The capital plan, unanimously approved at the board's regular meeting, asks for $32.5 million from the county and $30 million from the state for the fiscal year that will begin in July.

Moving to remedy the crowding at many county schools, the board approved a 100-seat addition at Hebbville Elementary, in the southwestern part of the county.

It also agreed to transfer money in hand for the Owings Mills project to start construction immediately on the Hebbville addition, along with others at Deer Park and Glyndon elementaries. The additions are expected to be finished by next September.

Following a plan laid out this summer by county officials, the board approved a 200-seat addition to Deer Park Middle School and construction of the 900-student New Town elementary-middle school in Owings Mills, expected to open in the fall of 2000.

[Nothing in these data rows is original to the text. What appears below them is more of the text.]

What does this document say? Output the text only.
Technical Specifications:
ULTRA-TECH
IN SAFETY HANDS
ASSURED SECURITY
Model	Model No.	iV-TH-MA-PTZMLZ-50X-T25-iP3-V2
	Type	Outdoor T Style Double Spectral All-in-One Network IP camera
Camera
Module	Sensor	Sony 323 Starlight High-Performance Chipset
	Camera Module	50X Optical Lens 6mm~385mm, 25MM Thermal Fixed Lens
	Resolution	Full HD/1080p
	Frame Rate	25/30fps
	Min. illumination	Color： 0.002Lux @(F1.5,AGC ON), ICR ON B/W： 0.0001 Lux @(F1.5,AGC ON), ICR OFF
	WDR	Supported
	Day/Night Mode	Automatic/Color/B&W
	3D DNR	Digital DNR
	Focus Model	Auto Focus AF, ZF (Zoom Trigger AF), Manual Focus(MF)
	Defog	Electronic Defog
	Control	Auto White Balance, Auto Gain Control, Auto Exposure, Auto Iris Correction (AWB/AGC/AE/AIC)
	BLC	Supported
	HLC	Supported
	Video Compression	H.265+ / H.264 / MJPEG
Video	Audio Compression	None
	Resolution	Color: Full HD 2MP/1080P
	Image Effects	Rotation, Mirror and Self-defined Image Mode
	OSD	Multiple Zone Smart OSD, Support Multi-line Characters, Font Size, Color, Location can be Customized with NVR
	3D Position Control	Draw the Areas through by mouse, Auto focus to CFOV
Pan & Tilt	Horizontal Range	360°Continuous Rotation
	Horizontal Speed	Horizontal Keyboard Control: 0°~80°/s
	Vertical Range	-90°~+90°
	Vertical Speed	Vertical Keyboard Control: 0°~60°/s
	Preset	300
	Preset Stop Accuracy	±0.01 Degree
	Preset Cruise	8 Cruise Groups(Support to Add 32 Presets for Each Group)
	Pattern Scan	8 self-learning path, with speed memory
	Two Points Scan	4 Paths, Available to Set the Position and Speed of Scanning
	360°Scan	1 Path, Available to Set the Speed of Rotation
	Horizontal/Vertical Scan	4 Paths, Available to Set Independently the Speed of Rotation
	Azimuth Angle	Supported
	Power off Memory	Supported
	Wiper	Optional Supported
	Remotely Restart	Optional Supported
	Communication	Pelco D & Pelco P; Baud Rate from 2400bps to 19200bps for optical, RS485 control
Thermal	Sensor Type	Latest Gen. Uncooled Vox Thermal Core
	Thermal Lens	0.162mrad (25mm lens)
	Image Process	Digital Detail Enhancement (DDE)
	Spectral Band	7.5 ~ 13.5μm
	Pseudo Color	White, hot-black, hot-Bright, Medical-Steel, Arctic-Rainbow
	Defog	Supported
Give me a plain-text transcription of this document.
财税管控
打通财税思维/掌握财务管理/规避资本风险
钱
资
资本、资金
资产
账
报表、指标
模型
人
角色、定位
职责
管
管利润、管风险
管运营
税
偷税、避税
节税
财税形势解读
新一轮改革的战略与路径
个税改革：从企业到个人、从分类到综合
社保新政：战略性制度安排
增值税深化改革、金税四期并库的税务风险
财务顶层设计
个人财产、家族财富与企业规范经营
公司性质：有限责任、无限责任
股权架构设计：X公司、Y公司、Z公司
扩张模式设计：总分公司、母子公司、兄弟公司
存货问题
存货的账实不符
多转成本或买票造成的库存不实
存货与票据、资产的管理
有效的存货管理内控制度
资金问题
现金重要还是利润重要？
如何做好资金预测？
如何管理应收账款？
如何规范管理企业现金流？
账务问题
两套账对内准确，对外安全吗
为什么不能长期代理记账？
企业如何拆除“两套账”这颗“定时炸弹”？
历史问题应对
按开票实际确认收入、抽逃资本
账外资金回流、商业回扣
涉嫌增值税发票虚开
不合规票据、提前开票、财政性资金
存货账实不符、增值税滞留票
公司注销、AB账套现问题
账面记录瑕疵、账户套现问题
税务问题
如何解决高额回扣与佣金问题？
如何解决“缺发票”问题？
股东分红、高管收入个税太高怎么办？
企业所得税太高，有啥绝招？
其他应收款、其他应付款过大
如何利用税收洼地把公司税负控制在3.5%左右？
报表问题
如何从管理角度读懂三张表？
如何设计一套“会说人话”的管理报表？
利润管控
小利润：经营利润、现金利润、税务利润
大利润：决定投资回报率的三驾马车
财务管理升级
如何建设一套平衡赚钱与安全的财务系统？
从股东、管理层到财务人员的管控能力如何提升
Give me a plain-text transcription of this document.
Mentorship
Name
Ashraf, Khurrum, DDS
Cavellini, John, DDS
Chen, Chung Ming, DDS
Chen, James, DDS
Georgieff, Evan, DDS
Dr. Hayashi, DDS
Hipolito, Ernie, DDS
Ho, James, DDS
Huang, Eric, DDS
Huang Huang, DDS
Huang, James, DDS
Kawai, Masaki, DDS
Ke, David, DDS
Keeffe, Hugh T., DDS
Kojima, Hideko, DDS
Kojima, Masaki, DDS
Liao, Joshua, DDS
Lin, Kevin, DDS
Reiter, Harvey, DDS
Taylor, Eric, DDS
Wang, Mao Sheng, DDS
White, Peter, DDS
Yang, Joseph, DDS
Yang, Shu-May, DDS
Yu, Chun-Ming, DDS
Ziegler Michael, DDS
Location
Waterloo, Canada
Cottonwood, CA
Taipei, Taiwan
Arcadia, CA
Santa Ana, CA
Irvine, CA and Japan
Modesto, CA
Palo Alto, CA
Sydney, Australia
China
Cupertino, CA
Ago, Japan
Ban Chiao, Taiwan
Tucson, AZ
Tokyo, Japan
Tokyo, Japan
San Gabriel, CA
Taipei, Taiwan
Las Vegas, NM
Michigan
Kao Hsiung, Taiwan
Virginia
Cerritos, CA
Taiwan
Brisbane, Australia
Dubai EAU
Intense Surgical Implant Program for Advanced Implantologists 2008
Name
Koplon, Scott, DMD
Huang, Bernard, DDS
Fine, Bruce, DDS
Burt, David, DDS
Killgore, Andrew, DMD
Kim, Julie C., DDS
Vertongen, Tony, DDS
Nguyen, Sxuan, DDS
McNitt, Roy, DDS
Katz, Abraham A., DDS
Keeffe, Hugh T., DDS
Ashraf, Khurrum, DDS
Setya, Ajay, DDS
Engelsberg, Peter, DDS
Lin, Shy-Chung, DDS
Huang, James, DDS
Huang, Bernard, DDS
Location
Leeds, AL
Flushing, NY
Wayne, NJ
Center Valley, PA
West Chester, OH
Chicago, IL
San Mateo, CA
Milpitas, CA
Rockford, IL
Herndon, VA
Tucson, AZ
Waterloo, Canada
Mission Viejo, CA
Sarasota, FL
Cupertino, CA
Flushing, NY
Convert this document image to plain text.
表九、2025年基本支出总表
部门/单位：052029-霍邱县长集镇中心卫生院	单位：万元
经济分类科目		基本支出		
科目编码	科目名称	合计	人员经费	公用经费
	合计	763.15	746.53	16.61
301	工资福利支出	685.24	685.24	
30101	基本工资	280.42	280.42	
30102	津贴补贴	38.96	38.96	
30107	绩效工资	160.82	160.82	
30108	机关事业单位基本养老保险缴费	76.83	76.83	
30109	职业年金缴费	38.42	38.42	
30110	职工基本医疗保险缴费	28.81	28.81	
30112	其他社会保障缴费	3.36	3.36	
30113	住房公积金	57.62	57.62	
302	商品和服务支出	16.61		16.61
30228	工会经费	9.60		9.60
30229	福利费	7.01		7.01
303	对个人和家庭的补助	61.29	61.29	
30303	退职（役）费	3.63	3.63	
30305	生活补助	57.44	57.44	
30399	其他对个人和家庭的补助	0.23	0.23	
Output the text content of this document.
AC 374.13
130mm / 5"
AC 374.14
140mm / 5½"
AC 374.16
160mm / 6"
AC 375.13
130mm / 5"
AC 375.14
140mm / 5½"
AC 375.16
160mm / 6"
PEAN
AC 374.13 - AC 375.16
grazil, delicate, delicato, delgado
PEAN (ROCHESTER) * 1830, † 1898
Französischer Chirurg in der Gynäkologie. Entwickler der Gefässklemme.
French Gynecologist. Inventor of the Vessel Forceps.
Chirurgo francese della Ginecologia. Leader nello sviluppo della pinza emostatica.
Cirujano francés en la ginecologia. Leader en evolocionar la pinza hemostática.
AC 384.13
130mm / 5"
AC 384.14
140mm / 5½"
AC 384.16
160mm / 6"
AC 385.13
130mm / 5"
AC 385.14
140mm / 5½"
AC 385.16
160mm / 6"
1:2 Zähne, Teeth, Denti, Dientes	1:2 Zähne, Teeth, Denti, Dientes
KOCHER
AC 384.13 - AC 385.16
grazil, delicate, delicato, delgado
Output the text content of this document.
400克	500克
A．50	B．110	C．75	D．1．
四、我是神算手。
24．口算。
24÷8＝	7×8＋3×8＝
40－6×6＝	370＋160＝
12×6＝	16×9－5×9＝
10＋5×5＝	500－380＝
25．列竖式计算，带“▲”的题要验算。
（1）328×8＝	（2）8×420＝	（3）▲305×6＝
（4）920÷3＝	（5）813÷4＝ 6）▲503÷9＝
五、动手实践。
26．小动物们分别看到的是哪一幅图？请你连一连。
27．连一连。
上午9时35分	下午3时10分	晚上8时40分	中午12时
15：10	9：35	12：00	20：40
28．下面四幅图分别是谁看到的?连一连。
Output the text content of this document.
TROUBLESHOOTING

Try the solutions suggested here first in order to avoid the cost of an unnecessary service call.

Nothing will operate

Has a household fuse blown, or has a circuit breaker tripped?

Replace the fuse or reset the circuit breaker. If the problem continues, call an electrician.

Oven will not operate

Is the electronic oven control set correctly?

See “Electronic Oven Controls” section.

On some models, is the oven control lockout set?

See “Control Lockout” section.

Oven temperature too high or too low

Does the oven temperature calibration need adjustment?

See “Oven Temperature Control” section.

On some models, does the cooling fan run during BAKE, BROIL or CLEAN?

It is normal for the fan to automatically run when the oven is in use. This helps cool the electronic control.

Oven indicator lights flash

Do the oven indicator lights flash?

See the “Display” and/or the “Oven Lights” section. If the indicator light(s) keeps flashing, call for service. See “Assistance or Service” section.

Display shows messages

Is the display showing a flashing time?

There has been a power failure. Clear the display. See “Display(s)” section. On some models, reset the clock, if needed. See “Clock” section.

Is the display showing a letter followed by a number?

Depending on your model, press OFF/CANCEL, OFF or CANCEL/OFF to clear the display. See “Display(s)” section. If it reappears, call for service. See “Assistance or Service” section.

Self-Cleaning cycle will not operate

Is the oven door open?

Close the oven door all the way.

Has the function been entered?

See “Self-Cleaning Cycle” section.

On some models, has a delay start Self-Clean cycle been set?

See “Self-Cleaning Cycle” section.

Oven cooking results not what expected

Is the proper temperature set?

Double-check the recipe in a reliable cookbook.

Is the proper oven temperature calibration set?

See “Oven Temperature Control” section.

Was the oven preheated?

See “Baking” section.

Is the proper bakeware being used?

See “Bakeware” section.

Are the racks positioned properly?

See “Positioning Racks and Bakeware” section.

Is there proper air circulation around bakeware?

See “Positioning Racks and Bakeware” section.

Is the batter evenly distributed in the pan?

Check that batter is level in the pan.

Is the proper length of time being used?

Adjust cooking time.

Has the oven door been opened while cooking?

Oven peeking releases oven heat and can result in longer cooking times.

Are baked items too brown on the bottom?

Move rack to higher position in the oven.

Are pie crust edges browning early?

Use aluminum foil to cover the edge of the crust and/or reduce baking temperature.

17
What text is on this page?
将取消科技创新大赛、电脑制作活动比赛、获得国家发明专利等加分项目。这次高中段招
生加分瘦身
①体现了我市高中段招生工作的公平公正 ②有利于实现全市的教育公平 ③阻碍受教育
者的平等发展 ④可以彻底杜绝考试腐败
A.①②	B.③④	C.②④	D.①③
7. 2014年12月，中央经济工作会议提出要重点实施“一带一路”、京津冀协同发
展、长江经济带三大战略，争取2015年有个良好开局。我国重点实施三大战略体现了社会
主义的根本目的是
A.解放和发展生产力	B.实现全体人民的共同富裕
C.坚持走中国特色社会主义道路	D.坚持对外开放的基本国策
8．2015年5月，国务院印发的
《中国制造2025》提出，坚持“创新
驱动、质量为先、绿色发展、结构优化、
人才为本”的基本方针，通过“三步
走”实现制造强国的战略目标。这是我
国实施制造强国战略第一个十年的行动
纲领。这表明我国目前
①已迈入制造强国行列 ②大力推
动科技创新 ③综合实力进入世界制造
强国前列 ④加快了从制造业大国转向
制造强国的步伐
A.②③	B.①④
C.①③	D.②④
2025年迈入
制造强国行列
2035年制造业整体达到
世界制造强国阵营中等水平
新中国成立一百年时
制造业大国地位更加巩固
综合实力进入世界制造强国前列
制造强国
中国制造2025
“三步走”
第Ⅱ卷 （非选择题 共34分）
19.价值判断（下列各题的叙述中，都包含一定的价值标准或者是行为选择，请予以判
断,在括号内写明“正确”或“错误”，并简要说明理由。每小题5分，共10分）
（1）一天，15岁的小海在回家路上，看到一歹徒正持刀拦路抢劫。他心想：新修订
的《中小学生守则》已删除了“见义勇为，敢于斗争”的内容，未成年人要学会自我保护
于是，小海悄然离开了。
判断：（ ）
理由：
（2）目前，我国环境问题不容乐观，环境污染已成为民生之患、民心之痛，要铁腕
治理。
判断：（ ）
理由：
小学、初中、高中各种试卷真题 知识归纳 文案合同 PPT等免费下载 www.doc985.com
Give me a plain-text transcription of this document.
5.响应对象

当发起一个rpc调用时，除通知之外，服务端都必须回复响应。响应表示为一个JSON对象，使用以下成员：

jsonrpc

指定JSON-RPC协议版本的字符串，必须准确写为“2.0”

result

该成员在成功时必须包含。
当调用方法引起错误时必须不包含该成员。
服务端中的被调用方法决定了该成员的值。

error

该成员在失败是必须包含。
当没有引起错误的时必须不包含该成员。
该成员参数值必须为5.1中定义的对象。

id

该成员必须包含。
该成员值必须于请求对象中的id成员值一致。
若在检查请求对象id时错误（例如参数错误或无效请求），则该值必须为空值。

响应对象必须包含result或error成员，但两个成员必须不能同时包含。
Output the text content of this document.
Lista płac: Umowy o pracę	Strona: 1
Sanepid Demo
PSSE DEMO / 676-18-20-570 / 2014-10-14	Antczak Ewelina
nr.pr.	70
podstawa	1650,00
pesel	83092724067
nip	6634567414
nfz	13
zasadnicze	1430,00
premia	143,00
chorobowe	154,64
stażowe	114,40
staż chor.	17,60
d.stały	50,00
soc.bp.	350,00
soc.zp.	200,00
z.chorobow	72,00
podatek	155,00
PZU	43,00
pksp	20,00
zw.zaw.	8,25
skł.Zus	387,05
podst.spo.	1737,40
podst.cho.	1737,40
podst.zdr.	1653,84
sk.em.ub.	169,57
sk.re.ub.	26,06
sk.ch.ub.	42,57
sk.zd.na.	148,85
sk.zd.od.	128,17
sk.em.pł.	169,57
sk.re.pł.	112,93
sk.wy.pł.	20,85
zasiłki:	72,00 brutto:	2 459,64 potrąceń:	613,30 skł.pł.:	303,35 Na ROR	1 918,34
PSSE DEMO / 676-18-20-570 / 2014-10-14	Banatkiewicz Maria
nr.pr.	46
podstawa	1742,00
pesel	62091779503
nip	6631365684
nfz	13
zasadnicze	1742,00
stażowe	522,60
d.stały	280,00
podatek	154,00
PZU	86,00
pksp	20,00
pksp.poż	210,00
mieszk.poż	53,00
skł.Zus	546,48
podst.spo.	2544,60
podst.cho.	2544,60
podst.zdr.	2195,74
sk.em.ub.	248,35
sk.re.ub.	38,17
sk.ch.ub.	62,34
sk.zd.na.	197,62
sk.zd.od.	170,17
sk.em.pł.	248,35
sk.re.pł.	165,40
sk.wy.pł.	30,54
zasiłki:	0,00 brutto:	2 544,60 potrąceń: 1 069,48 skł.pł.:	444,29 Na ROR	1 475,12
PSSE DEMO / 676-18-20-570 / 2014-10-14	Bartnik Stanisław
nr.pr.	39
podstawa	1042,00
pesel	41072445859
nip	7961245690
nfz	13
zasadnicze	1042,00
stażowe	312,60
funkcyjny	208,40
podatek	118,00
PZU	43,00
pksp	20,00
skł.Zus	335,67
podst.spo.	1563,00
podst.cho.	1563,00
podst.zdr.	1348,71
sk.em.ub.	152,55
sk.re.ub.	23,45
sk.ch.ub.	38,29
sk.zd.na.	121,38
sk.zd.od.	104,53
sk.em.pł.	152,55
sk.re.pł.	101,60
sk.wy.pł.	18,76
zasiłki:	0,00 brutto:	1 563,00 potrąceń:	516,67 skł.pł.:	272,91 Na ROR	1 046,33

Those projects, the 100-seat addition to Deer Park Elementary and a 400-seat addition under construction at Franklin Middle will increase the capacity of schools in the northwest by 1,600.

Residents of that area were divided over how the additional seats should be allotted. Some wanted more at Deer Park Middle; others wanted more at New Town, which they said was purposely being kept small to make it seem elite and please developers.

Some suggested that the Deer Park elementary addition was meant to appease parents.

"I have asked the school board to be our defense against politicians," said Lisa Cohen, president of the Deer Park Elementary PTA. "Schools are not economic development tools."

Stressing repeatedly that they had listened to public sentiment, board members told school officials that the addition to Deer Park Middle must be more than bricks and mortar. Because of the size of the school -- more than 1,200 students this year -- "we're not looking at this as a traditional 200-seat addition," said board member Phyllis Ettinger.

She asked planners to consider a second cafeteria and for creative solutions to problems associated with large middle schools.